„Was wir mit zehnjährigen Mädchen und Jungen an unseren Grundschulen anstellen, ist nicht nur fragwürdig, es wird Kindern in keiner Weise gerecht.“ Mit diesen Worten übte die Präsidentin des Bayerischen Lehrer- und Lehrerinnenverbandes (BLLV), Simone Fleischmann, Kritik am Übertrittsverfahren.
Anlass sind die Übertrittszeugnisse, die Anfang Mai an Mädchen und Jungen vierter Grundschulklassen ausgehändigt werden. Sie berechtigen zum Übertritt auf eine weiterführende Schule. Wer ein Gymnasium besuchen will - und das wollen die meisten - braucht einen Schnitt von mindestens 2,33 in den drei Hauptfächern Mathematik, Deutsch, Heimat- und Sachkunde. Damit dieser Schnitt ermittelt werden kann, müssen die Kinder zwischen Weihnachten und April ca. 20 Prüfungen absolvieren. „Dieser Marathon überfordert viele Kinder“, erklärt Fleischmann. Am sinnvollsten aus pädagogischer Sicht wäre es jedoch, „Schulen grundsätzlich so zu gestalten, das sie zum Kind passen - nicht umgekehrt.“ Das Kultusministerium fordert sie auf, das gängige Verfahren kritisch zu hinterfragen.

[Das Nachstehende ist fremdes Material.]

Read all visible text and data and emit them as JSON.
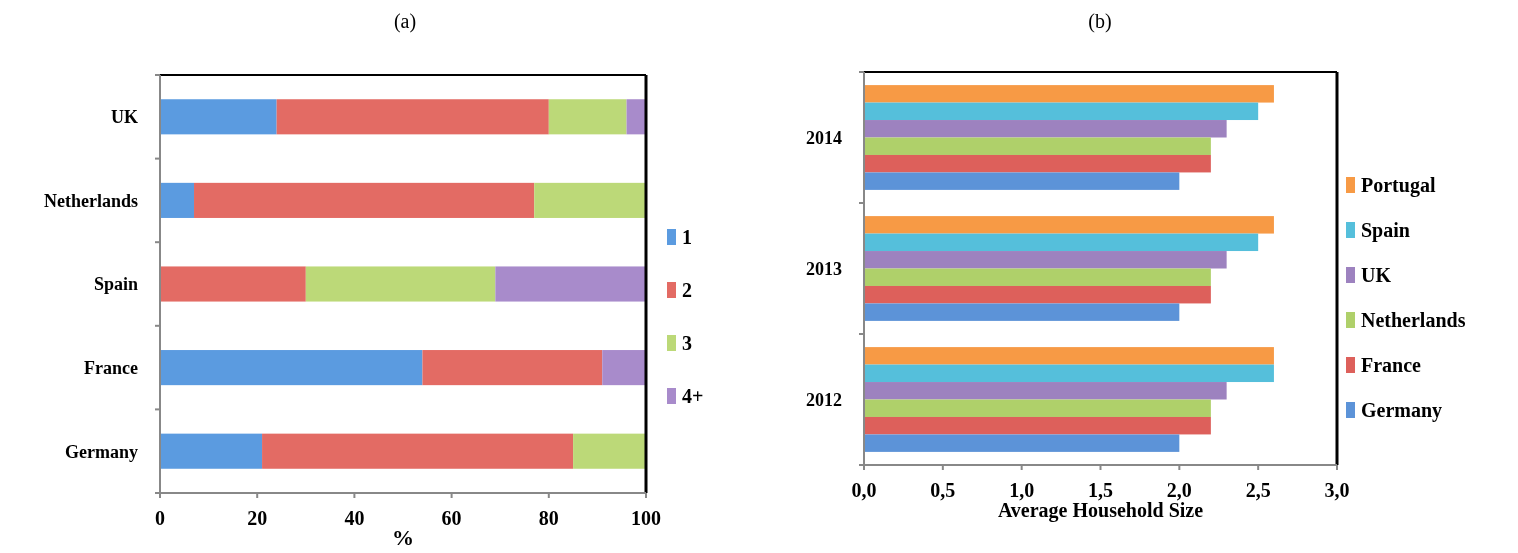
{
  "chart_data": [
    {
      "type": "bar",
      "title": "(a)",
      "orientation": "horizontal",
      "stacked": true,
      "categories": [
        "UK",
        "Netherlands",
        "Spain",
        "France",
        "Germany"
      ],
      "xlabel": "%",
      "xlim": [
        0,
        100
      ],
      "xticks": [
        0,
        20,
        40,
        60,
        80,
        100
      ],
      "legend": "right",
      "grid": false,
      "series": [
        {
          "name": "1",
          "color": "#5b9be0",
          "values": [
            24,
            7,
            0,
            54,
            21
          ]
        },
        {
          "name": "2",
          "color": "#e36b64",
          "values": [
            56,
            70,
            30,
            37,
            64
          ]
        },
        {
          "name": "3",
          "color": "#bcd978",
          "values": [
            16,
            23,
            39,
            0,
            15
          ]
        },
        {
          "name": "4+",
          "color": "#a88bcb",
          "values": [
            4,
            0,
            31,
            9,
            0
          ]
        }
      ]
    },
    {
      "type": "bar",
      "title": "(b)",
      "orientation": "horizontal",
      "categories": [
        "2014",
        "2013",
        "2012"
      ],
      "xlabel": "Average Household Size",
      "xlim": [
        0,
        3
      ],
      "xticks": [
        {
          "value": 0,
          "label": "0,0"
        },
        {
          "value": 0.5,
          "label": "0,5"
        },
        {
          "value": 1,
          "label": "1,0"
        },
        {
          "value": 1.5,
          "label": "1,5"
        },
        {
          "value": 2,
          "label": "2,0"
        },
        {
          "value": 2.5,
          "label": "2,5"
        },
        {
          "value": 3,
          "label": "3,0"
        }
      ],
      "legend": "right",
      "grid": false,
      "series": [
        {
          "name": "Portugal",
          "color": "#f79a45",
          "values": [
            2.6,
            2.6,
            2.6
          ]
        },
        {
          "name": "Spain",
          "color": "#55bfdb",
          "values": [
            2.5,
            2.5,
            2.6
          ]
        },
        {
          "name": "UK",
          "color": "#9d82bf",
          "values": [
            2.3,
            2.3,
            2.3
          ]
        },
        {
          "name": "Netherlands",
          "color": "#afd06a",
          "values": [
            2.2,
            2.2,
            2.2
          ]
        },
        {
          "name": "France",
          "color": "#dd605b",
          "values": [
            2.2,
            2.2,
            2.2
          ]
        },
        {
          "name": "Germany",
          "color": "#5c93d8",
          "values": [
            2.0,
            2.0,
            2.0
          ]
        }
      ]
    }
  ]
}
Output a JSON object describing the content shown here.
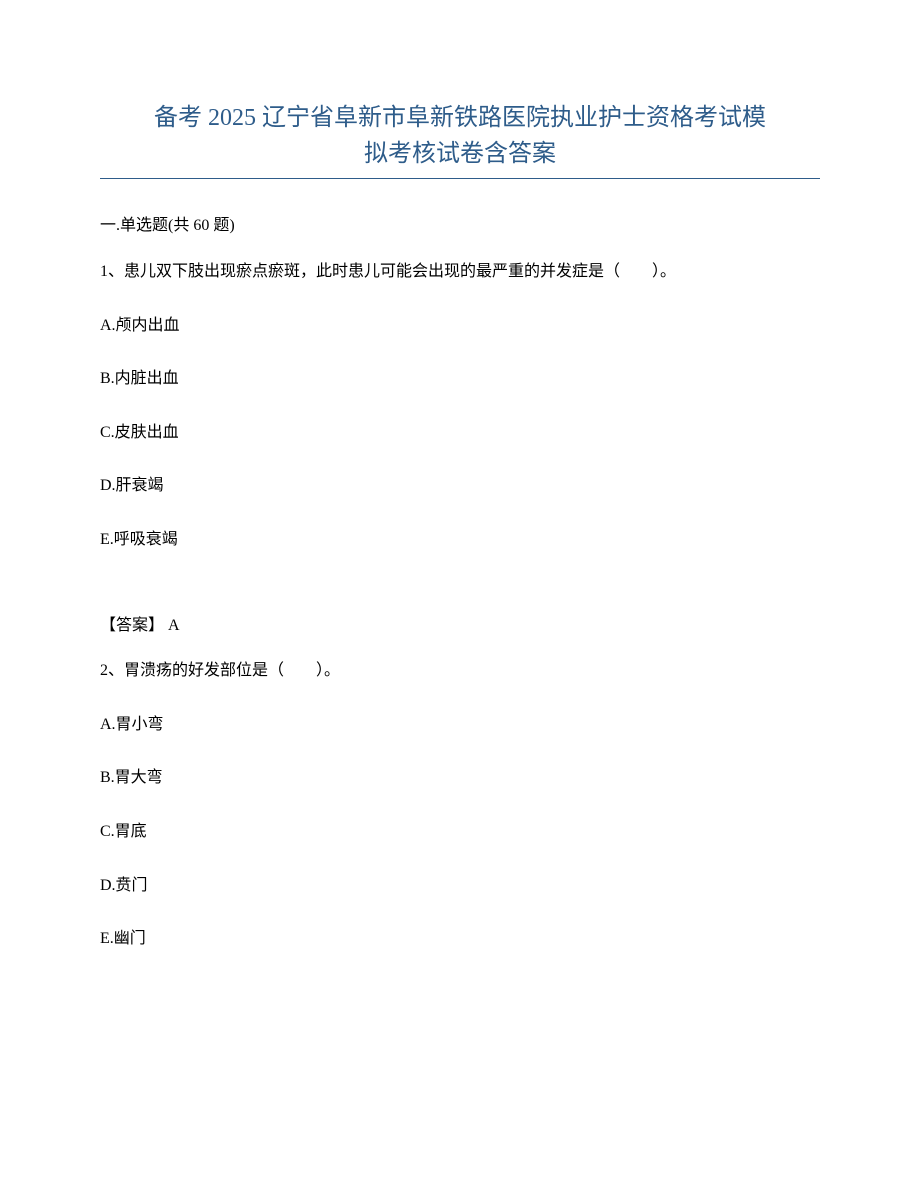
{
  "title_line1": "备考 2025 辽宁省阜新市阜新铁路医院执业护士资格考试模",
  "title_line2": "拟考核试卷含答案",
  "section_header": "一.单选题(共 60 题)",
  "questions": [
    {
      "text": "1、患儿双下肢出现瘀点瘀斑，此时患儿可能会出现的最严重的并发症是（　　）。",
      "options": {
        "A": "A.颅内出血",
        "B": "B.内脏出血",
        "C": "C.皮肤出血",
        "D": "D.肝衰竭",
        "E": "E.呼吸衰竭"
      },
      "answer": "【答案】 A"
    },
    {
      "text": "2、胃溃疡的好发部位是（　　）。",
      "options": {
        "A": "A.胃小弯",
        "B": "B.胃大弯",
        "C": "C.胃底",
        "D": "D.贲门",
        "E": "E.幽门"
      }
    }
  ],
  "colors": {
    "title_color": "#2e5c8a",
    "text_color": "#000000",
    "background": "#ffffff",
    "divider": "#2e5c8a"
  },
  "typography": {
    "title_fontsize": 24,
    "body_fontsize": 16,
    "font_family": "SimSun"
  }
}
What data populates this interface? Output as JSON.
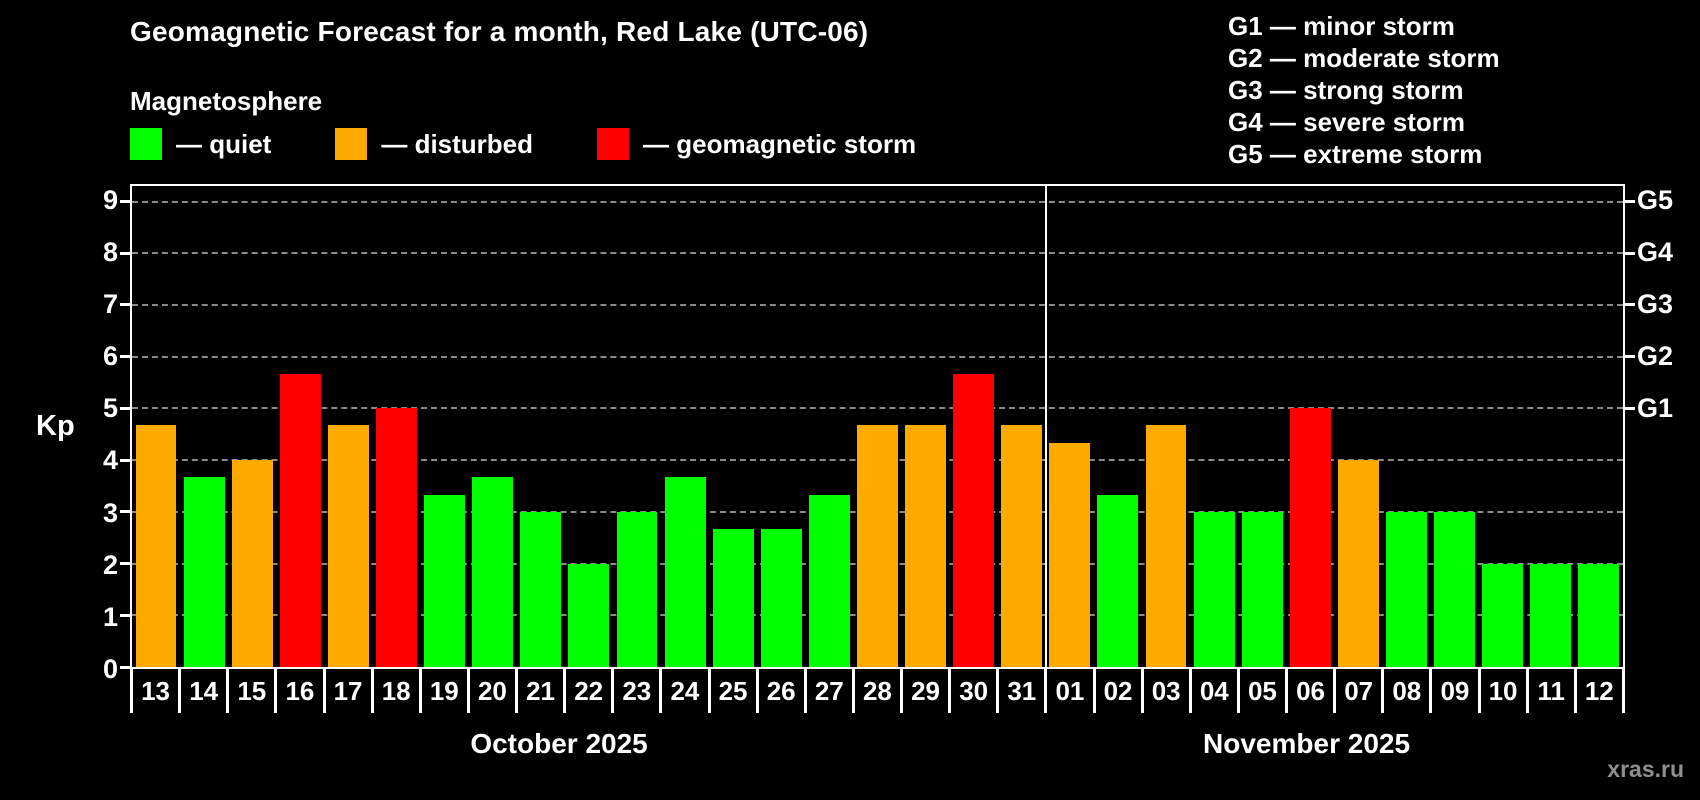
{
  "header": {
    "title": "Geomagnetic Forecast for a month, Red Lake (UTC-06)",
    "subtitle": "Magnetosphere"
  },
  "legend": {
    "color_map": {
      "quiet": "#00ff00",
      "disturbed": "#ffaa00",
      "storm": "#ff0000"
    },
    "items": [
      {
        "label": "— quiet",
        "status": "quiet"
      },
      {
        "label": "— disturbed",
        "status": "disturbed"
      },
      {
        "label": "— geomagnetic storm",
        "status": "storm"
      }
    ]
  },
  "storm_scale": {
    "items": [
      "G1 — minor storm",
      "G2 — moderate storm",
      "G3 — strong storm",
      "G4 — severe storm",
      "G5 — extreme storm"
    ]
  },
  "chart_data": {
    "type": "bar",
    "title": "Geomagnetic Forecast for a month, Red Lake (UTC-06)",
    "ylabel": "Kp",
    "ylim": [
      0,
      9
    ],
    "yticks": [
      0,
      1,
      2,
      3,
      4,
      5,
      6,
      7,
      8,
      9
    ],
    "grid": "dashed horizontal",
    "right_axis": [
      {
        "label": "G1",
        "value": 5
      },
      {
        "label": "G2",
        "value": 6
      },
      {
        "label": "G3",
        "value": 7
      },
      {
        "label": "G4",
        "value": 8
      },
      {
        "label": "G5",
        "value": 9
      }
    ],
    "months": [
      {
        "label": "October 2025",
        "days": [
          {
            "day": "13",
            "value": 4.67,
            "status": "disturbed"
          },
          {
            "day": "14",
            "value": 3.67,
            "status": "quiet"
          },
          {
            "day": "15",
            "value": 4.0,
            "status": "disturbed"
          },
          {
            "day": "16",
            "value": 5.67,
            "status": "storm"
          },
          {
            "day": "17",
            "value": 4.67,
            "status": "disturbed"
          },
          {
            "day": "18",
            "value": 5.0,
            "status": "storm"
          },
          {
            "day": "19",
            "value": 3.33,
            "status": "quiet"
          },
          {
            "day": "20",
            "value": 3.67,
            "status": "quiet"
          },
          {
            "day": "21",
            "value": 3.0,
            "status": "quiet"
          },
          {
            "day": "22",
            "value": 2.0,
            "status": "quiet"
          },
          {
            "day": "23",
            "value": 3.0,
            "status": "quiet"
          },
          {
            "day": "24",
            "value": 3.67,
            "status": "quiet"
          },
          {
            "day": "25",
            "value": 2.67,
            "status": "quiet"
          },
          {
            "day": "26",
            "value": 2.67,
            "status": "quiet"
          },
          {
            "day": "27",
            "value": 3.33,
            "status": "quiet"
          },
          {
            "day": "28",
            "value": 4.67,
            "status": "disturbed"
          },
          {
            "day": "29",
            "value": 4.67,
            "status": "disturbed"
          },
          {
            "day": "30",
            "value": 5.67,
            "status": "storm"
          },
          {
            "day": "31",
            "value": 4.67,
            "status": "disturbed"
          }
        ]
      },
      {
        "label": "November 2025",
        "days": [
          {
            "day": "01",
            "value": 4.33,
            "status": "disturbed"
          },
          {
            "day": "02",
            "value": 3.33,
            "status": "quiet"
          },
          {
            "day": "03",
            "value": 4.67,
            "status": "disturbed"
          },
          {
            "day": "04",
            "value": 3.0,
            "status": "quiet"
          },
          {
            "day": "05",
            "value": 3.0,
            "status": "quiet"
          },
          {
            "day": "06",
            "value": 5.0,
            "status": "storm"
          },
          {
            "day": "07",
            "value": 4.0,
            "status": "disturbed"
          },
          {
            "day": "08",
            "value": 3.0,
            "status": "quiet"
          },
          {
            "day": "09",
            "value": 3.0,
            "status": "quiet"
          },
          {
            "day": "10",
            "value": 2.0,
            "status": "quiet"
          },
          {
            "day": "11",
            "value": 2.0,
            "status": "quiet"
          },
          {
            "day": "12",
            "value": 2.0,
            "status": "quiet"
          }
        ]
      }
    ]
  },
  "watermark": "xras.ru"
}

Es sei nicht mehr tragbar, dass sich jedes Schuljahr die gleichen Szenen abspielten und der Leidensdruck, dem Kinder, Eltern und Lehrkräfte ausgesetzt seien, nicht endlich abgestellt werde. Kinder würden unter einem schier unerträglichen Druck stehen, was absolut kontraproduktiv sei. Denn: In ihrer Persönlichkeitsentwicklung bräuchten sie Kontinuität. Sie müssten wahrgenommen werden mit all ihren Kompetenzen, Stärken und Schwächen, Bedürfnissen und Potentialen und - bei Bedarf - entsprechend individualisierte Förderung erhalten. Der Blick aufs Kind und seine Bedürfnisse sollte Grundlage für eine Entscheidung über seine Bildungsbiografie sein, nicht die Auslese nach Noten.
„Noten messen Kompetenzen nur bedingt - sie lösen zudem Druck und Angst aus.“ Freilich gebe es Kinder, die in den vierten Grundschuljahrgangsstufen durchmarschierten. „Es gibt aber auch die anderen, die das nicht können“, betonte die BLLV-Präsidentin: „Kinder, die nachts nicht mehr schlafen können, die von Ängsten geplagt sind, Kinder, die krank werden, die ihre Motivation verlieren.“ Jedes einzelne Kind müsse mit seinen Fähigkeiten mehr in den Mittelpunkt rücken.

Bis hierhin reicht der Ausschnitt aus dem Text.